I'm an absolute fanatic when it comes to chips and queso. One thing I started doing as a way to slow down and enjoy my food more is breaking tortilla chips into two or three smaller pieces and taking smaller bites, instead of mindlessly stuffing whole chips in my mouth. I eat more slowly, I eat less overall, I get the same amount of satisfaction, and it keeps my hands busy. I also put my fork down between bites, drink water, and engage in conversation.
If I'm at home and want to have something indulgent like ice cream, instead of mowing through an entire pint like I used to, I'll have a few bites and then stop. I remind myself that if I still want more in 20 minutes, I can have more. It’s easy to stop when you know you can have more if you want it. The funny thing is, I almost never want more because my initial craving has been satisfied.
Bread is not “bad.” Kale is not “good.” I’m not "good" for eating one thing, and "bad" for eating another. I’m not "on" or "off" the wagon. I’m not “cheating” on my diet. I’ve realized that salad and cupcakes can co-exist in the same meal. The universe will not implode.
These are just a few of the food epiphanies I have had—and practiced—over the last several years that have helped me completely transform my relationship with food and how it affects my body.

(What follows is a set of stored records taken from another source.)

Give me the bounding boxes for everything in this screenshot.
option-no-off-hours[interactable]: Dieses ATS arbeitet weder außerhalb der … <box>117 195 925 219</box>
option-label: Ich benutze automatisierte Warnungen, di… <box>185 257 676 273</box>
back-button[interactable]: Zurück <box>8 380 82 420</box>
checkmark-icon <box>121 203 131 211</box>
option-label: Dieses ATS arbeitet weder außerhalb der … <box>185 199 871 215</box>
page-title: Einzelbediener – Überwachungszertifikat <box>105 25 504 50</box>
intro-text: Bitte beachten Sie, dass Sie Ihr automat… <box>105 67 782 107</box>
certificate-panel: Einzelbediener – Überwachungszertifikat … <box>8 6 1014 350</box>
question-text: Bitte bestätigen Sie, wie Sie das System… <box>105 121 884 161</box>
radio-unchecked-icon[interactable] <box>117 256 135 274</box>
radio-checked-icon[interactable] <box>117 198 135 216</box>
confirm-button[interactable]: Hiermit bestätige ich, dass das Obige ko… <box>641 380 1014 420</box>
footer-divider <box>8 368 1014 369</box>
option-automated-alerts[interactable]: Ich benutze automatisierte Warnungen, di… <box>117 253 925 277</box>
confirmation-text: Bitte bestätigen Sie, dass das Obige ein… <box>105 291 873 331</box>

I am able to maintain a healthy weight without stressing about food or letting it run my life. Eating feels more effortless than it ever has.
No more cheat days.
No more stressing about what I “can” and “can’t” have.
No more turning down a nice dinner because it's a Tuesday. Just living my life.
This is a kind of freedom I wasn’t sure I would ever have, and I’m incredibly passionate about helping other women find the same freedom.
If these sound familiar to you, you are not alone.